さらに、現在犬を飼っていて社会的孤立がない人のORは、過去に犬を飼っていて社会的孤立がある人とない人に比べて0.41(0.23-0.73)であった。

なお、猫の所有については、認知症になる確率(OR)は0.98(95%CI:0.62-1.55)であった。
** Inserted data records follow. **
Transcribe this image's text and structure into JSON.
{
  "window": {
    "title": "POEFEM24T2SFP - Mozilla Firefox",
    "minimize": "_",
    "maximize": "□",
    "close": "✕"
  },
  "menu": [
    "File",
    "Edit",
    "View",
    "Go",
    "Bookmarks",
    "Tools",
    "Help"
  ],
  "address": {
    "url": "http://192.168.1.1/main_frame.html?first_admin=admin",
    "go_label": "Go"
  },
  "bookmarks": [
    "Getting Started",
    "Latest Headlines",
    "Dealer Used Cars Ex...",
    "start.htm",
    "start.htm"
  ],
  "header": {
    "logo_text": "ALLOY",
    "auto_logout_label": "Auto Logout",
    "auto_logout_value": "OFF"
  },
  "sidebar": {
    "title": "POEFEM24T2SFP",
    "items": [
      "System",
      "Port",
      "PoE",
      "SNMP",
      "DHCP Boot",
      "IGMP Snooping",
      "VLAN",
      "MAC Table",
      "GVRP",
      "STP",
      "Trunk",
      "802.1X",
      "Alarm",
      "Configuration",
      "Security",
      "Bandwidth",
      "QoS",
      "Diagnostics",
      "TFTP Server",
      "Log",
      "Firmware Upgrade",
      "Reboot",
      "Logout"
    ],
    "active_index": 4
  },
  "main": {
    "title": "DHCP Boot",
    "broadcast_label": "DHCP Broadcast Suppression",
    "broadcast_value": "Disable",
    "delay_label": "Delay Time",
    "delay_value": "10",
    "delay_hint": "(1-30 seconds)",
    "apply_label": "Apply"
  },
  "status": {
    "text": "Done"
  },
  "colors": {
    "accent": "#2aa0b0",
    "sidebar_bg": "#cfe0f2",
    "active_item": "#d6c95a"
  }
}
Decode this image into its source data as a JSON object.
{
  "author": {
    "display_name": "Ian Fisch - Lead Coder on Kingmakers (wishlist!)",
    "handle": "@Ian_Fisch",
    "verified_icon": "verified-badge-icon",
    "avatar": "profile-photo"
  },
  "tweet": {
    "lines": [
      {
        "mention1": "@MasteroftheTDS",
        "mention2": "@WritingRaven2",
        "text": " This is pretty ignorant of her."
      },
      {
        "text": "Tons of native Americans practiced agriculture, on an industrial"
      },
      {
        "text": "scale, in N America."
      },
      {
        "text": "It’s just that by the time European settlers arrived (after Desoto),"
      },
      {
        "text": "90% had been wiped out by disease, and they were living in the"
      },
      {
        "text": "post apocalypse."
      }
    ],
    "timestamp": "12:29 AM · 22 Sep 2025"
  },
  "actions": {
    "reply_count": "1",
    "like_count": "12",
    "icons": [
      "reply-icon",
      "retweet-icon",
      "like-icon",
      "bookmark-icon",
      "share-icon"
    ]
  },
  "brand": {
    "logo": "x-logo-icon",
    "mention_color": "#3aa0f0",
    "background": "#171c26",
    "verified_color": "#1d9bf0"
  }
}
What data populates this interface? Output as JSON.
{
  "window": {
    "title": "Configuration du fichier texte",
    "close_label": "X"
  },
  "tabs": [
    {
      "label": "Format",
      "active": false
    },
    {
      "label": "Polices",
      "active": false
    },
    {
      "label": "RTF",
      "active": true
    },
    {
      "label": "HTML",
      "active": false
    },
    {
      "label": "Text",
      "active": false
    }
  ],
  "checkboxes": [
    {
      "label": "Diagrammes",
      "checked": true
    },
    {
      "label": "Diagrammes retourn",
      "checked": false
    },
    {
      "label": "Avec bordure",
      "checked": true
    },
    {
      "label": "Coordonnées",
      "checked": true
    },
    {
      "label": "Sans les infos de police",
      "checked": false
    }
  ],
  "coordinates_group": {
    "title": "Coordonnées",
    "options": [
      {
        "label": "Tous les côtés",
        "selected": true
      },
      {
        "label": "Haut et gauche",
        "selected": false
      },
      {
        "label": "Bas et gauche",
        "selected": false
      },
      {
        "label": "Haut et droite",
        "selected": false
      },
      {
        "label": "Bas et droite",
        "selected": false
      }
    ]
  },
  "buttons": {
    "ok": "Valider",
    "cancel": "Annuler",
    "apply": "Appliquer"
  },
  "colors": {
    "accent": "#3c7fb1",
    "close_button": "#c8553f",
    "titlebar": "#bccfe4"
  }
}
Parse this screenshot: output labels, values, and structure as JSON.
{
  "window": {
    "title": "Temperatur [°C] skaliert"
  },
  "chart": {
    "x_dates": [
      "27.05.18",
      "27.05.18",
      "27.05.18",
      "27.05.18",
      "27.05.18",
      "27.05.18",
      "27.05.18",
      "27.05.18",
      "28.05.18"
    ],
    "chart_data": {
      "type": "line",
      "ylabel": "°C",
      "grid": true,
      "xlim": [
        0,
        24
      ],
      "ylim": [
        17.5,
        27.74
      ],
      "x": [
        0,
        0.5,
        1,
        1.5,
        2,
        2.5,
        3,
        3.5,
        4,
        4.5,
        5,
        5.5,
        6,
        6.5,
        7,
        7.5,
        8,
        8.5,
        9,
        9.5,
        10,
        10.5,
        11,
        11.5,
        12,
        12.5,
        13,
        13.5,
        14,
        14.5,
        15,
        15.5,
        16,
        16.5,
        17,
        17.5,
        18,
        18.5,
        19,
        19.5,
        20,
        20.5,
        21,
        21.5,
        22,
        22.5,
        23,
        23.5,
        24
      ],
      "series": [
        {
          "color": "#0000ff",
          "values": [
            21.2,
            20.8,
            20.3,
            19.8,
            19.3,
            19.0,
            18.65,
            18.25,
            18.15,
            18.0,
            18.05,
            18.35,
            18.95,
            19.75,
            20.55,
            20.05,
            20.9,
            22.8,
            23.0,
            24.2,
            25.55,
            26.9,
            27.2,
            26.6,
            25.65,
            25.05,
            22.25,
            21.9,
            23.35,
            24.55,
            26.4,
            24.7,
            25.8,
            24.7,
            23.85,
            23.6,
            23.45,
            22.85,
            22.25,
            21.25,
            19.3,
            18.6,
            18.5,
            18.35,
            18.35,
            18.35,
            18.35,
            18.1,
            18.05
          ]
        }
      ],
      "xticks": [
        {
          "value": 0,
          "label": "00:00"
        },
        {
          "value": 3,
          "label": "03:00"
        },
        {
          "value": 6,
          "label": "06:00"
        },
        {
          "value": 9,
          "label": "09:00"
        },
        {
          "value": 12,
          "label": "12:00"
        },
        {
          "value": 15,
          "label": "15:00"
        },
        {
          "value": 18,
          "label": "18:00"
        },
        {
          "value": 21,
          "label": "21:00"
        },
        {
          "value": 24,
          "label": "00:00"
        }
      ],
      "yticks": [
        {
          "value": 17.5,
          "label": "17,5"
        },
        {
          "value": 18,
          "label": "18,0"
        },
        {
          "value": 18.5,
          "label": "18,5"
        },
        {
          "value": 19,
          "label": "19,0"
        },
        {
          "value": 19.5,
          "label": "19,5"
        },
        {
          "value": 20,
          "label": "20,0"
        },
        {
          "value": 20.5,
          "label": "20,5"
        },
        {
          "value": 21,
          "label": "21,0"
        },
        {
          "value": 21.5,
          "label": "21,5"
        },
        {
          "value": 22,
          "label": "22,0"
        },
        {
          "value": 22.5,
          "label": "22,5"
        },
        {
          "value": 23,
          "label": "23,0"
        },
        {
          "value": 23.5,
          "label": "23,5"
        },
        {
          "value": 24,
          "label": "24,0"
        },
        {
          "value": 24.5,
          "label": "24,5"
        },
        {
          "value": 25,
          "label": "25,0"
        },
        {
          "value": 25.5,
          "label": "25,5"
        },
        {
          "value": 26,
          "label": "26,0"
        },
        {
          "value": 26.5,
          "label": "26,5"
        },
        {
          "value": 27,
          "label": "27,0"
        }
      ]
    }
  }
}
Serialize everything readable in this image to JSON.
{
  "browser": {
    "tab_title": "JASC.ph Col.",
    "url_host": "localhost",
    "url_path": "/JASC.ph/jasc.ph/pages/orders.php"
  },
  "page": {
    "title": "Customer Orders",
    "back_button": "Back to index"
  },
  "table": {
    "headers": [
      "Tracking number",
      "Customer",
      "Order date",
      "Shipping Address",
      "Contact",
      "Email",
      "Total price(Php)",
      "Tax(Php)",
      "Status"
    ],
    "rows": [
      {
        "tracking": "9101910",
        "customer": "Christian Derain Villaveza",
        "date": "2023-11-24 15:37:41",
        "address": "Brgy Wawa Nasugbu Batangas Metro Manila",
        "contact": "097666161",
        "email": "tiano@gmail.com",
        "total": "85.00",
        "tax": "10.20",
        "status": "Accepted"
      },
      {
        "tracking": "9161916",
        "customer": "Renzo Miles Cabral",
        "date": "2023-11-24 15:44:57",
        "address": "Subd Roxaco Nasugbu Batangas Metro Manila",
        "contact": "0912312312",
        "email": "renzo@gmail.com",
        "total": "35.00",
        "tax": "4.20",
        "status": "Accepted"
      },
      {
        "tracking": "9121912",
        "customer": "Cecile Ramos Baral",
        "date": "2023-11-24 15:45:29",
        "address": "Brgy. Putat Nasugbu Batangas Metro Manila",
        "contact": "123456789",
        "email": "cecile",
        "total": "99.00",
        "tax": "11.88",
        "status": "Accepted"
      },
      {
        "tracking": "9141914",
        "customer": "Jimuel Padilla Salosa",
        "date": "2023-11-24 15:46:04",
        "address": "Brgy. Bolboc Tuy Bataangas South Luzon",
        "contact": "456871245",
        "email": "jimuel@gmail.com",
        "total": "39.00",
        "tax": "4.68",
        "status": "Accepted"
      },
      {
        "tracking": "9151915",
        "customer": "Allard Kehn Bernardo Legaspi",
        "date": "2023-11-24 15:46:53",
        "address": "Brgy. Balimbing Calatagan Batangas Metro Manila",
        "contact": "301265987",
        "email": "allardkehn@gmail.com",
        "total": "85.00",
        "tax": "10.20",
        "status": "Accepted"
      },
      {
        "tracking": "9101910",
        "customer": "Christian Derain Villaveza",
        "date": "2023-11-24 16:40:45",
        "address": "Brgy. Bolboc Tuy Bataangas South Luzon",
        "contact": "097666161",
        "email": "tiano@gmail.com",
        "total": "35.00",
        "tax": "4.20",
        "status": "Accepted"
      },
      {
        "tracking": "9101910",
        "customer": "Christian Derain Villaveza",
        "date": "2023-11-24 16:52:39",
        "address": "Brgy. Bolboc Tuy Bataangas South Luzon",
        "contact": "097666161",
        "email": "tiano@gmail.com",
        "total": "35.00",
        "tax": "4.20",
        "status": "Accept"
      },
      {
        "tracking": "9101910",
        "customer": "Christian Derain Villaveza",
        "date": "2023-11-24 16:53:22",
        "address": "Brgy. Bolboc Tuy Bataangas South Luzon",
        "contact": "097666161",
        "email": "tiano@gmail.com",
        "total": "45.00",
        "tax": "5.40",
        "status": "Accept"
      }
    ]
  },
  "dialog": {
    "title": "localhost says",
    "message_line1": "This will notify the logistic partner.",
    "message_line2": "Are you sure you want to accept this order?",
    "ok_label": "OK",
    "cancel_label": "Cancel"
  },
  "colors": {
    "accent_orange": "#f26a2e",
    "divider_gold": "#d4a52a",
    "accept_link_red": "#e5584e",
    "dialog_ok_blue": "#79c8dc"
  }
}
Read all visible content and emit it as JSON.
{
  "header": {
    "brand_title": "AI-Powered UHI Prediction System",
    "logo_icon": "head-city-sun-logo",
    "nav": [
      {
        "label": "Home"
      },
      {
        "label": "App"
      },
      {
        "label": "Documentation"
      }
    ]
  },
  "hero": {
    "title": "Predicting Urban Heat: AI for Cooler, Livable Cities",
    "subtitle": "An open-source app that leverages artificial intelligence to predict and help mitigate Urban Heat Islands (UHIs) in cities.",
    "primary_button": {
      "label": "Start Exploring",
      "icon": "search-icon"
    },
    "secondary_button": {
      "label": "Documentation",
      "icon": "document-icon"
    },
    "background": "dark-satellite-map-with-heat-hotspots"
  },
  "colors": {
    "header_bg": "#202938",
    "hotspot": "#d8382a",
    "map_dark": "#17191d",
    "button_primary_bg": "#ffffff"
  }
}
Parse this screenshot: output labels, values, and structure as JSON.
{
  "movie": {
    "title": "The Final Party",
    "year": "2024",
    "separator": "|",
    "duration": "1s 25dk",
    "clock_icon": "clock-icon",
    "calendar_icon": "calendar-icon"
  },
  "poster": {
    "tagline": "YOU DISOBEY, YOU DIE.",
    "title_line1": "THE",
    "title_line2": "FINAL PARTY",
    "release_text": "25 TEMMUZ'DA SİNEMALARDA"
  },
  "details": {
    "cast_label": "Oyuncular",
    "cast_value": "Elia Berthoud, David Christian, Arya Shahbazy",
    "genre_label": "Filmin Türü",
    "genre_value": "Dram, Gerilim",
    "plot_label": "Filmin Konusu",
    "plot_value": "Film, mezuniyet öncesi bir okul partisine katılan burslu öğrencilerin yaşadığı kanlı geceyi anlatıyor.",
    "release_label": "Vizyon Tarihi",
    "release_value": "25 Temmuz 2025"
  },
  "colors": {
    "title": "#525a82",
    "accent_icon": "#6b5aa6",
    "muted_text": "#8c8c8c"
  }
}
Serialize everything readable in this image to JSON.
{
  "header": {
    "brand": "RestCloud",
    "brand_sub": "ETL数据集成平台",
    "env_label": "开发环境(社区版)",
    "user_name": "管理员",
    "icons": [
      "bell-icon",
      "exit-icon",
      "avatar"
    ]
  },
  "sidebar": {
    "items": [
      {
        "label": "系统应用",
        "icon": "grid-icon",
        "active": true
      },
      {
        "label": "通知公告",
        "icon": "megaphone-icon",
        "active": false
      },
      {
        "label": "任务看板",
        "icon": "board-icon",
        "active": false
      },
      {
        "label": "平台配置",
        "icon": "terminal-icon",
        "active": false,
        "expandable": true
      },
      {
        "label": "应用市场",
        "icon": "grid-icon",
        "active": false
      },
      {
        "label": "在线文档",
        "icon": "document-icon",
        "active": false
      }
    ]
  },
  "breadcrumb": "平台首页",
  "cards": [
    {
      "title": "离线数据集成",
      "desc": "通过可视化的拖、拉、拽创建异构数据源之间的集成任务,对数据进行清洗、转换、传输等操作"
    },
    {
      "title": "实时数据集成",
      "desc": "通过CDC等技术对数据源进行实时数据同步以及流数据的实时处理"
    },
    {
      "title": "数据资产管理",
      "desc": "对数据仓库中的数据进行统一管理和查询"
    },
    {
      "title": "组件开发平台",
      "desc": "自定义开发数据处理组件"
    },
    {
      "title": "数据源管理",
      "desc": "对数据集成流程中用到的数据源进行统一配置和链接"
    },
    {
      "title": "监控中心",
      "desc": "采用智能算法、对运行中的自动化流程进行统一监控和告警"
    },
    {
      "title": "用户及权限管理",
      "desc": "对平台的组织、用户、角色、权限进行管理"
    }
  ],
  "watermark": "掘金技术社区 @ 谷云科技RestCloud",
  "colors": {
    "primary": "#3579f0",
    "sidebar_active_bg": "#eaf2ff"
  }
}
[結論] 犬の所有は、4年間の追跡調査期間中、背景因子を調整した後、障害のある認知症の発症を抑制する効果があった。特に、運動習慣があり、社会的孤立感のない犬の飼い主は、障害のある認知症のリスクが有意に低かった。

🌱 So What?:何が面白いと感じたか?

これは面白い。
なぜ、猫の飼育は認知症予防効果がなく、犬の飼育には認知症予防効果があるのか。
個人的には、2つの可能性を思った。

ひとつ、活動-参加へのトリガーとしての役割。
犬は、飼っていると「散歩」に連れていく必要がある(場合が多い)。
そのため、自然、運動や社会参加とセットにならざるを得ない。
そして、その運動や社会参加が、認知症のリスクを低減しているという可能性。

そしてもう1つの可能性として、コミュニケーション度の違い。
超主観なのだが、猫より犬の方が濃密なコミュニケーションを図ることができそうな気がする。
その結果、社会的孤立軽減や精神的な安定には犬の方が貢献できるのではないだろうか。
何によせ、相棒をどの動物にするかは、ただ一緒にいるペットを選ぶという、その選択以上の意味合いがありそうだ。